BUTNER — An aircraft-parts manufacturer has launched an expansion that company and government officials say should double the workforce of a Butner facility that already employs more than 100 people.

Ontic Engineering and Manufacturing Inc. broke ground on the expansion on Tuesday, with company CEO Gareth Hall saying the firm is “looking for exponential growth in Granville County, not just small incremental gains.”

There are no new business-development incentives associated with the project, but the company in 2019 did get a $500,000 building-reuse grant from the state for its facility off East Lyon Station from the state.

Granville County provided a $25,000 local match for that grant, county spokesman Terry Hobgood said.

The N.C. Department of Commerce in 2019 also awarded the company a $1.4 million Job Development Investment Grant that at the time was tied to a $2.7 million investment by Ontic into expanding its operations and workforce in Butner.

Government and business leaders quietly consider Ontic one of the jewels in Granville County’s business-sector crown, given the company’s role in the aviation industry.

Ontic helps keep civilian and military planes flying — whether they’re cutting-edge aircraft like the V-22 Osprey or aging warriors like the 1950s-vintage B-52 bomber — by making and supplying the parts crews need to maintain them.

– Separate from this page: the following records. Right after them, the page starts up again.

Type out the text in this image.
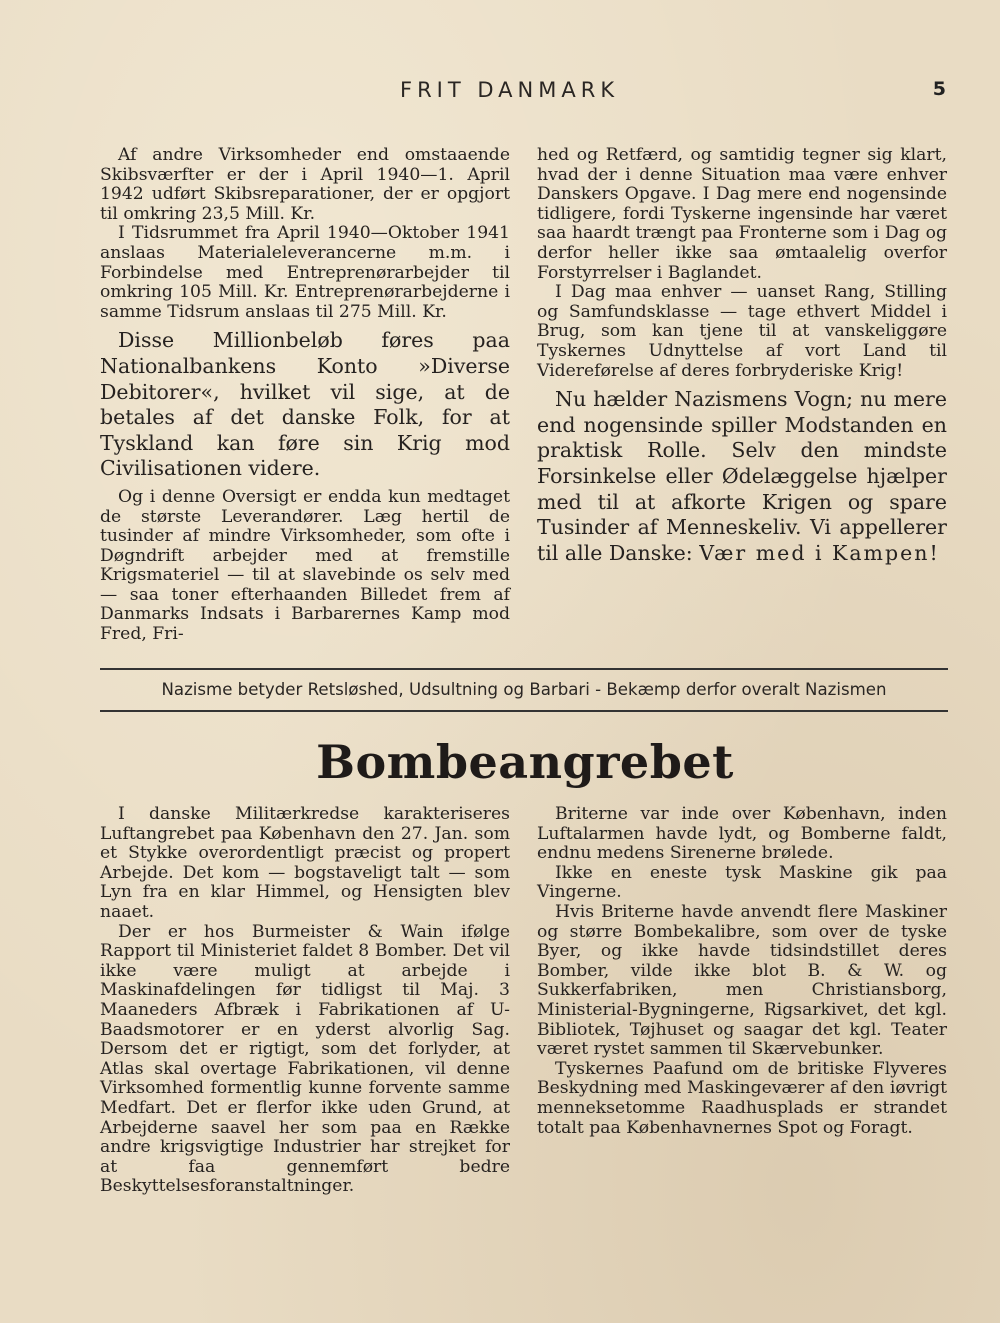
FRIT DANMARK	5

Af andre Virksomheder end omstaaende Skibsværfter er der i April 1940—1. April 1942 udført Skibsreparationer, der er opgjort til omkring 23,5 Mill. Kr.

I Tidsrummet fra April 1940—Oktober 1941 anslaas Materialeleverancerne m.m. i Forbindelse med Entreprenørarbejder til omkring 105 Mill. Kr. Entreprenørarbejderne i samme Tidsrum anslaas til 275 Mill. Kr.

Disse Millionbeløb føres paa Nationalbankens Konto »Diverse Debitorer«, hvilket vil sige, at de betales af det danske Folk, for at Tyskland kan føre sin Krig mod Civilisationen videre.

Og i denne Oversigt er endda kun medtaget de største Leverandører. Læg hertil de tusinder af mindre Virksomheder, som ofte i Døgndrift arbejder med at fremstille Krigsmateriel — til at slavebinde os selv med — saa toner efterhaanden Billedet frem af Danmarks Indsats i Barbarernes Kamp mod Fred, Fri-

hed og Retfærd, og samtidig tegner sig klart, hvad der i denne Situation maa være enhver Danskers Opgave. I Dag mere end nogensinde tidligere, fordi Tyskerne ingensinde har været saa haardt trængt paa Fronterne som i Dag og derfor heller ikke saa ømtaalelig overfor Forstyrrelser i Baglandet.

I Dag maa enhver — uanset Rang, Stilling og Samfundsklasse — tage ethvert Middel i Brug, som kan tjene til at vanskeliggøre Tyskernes Udnyttelse af vort Land til Videreførelse af deres forbryderiske Krig!

Nu hælder Nazismens Vogn; nu mere end nogensinde spiller Modstanden en praktisk Rolle. Selv den mindste Forsinkelse eller Ødelæggelse hjælper med til at afkorte Krigen og spare Tusinder af Menneskeliv. Vi appellerer til alle Danske: Vær med i Kampen!

Nazisme betyder Retsløshed, Udsultning og Barbari - Bekæmp derfor overalt Nazismen
Bombeangrebet

I danske Militærkredse karakteriseres Luftangrebet paa København den 27. Jan. som et Stykke overordentligt præcist og propert Arbejde. Det kom — bogstaveligt talt — som Lyn fra en klar Himmel, og Hensigten blev naaet.

Der er hos Burmeister & Wain ifølge Rapport til Ministeriet faldet 8 Bomber. Det vil ikke være muligt at arbejde i Maskinafdelingen før tidligst til Maj. 3 Maaneders Afbræk i Fabrikationen af U-Baadsmotorer er en yderst alvorlig Sag. Dersom det er rigtigt, som det forlyder, at Atlas skal overtage Fabrikationen, vil denne Virksomhed formentlig kunne forvente samme Medfart. Det er flerfor ikke uden Grund, at Arbejderne saavel her som paa en Række andre krigsvigtige Industrier har strejket for at faa gennemført bedre Beskyttelsesforanstaltninger.

Briterne var inde over København, inden Luftalarmen havde lydt, og Bomberne faldt, endnu medens Sirenerne brølede.

Ikke en eneste tysk Maskine gik paa Vingerne.

Hvis Briterne havde anvendt flere Maskiner og større Bombekalibre, som over de tyske Byer, og ikke havde tidsindstillet deres Bomber, vilde ikke blot B. & W. og Sukkerfabriken, men Christiansborg, Ministerial-Bygningerne, Rigsarkivet, det kgl. Bibliotek, Tøjhuset og saagar det kgl. Teater været rystet sammen til Skærvebunker.

Tyskernes Paafund om de britiske Flyveres Beskydning med Maskingeværer af den iøvrigt menneksetomme Raadhusplads er strandet totalt paa Københavnernes Spot og Foragt.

Its particular niche in the trade lies in licensing the rights to parts that an original manufacturer for economic or business-strategy reasons no longer wishes to make, and then turning them out itself in relatively small batches.

Along with the plant in Butner, the company has counterpart facilities in New York, California, the United Kingdom and Singapore. Each has a somewhat different role.

Prior licensing announcements indicate the the Butner facility’s tasks include or have included making such things as windshield-wiper assemblies used on Boeing’s 757, 767 and 777 airliners, the U.S. Air Force’s KC-46A (a 767 derivative) and the Air Force’s C-17 cargo plane.

Other examples include a 2020 deal that gave the plant the job of making some aircraft instruments Ontic licensed from a New York company, and a 2021 deal added a Honeywell-developed safety warning system used in General Electric ground-based and marine gas turbines.

The company tends to call its Granville County operation its Creedmoor facility, but it’s actually in an industrial area off Interstate 85’s Exit 191 that’s within the town limits of Butner.

The Butner plant is part of a thriving aviation sector across North Carolina that among other things sees General Electric make jet-engine parts in the western part of the state and finished jet engines in Durham. Honda also manufactures a small jet airplane in Greensboro.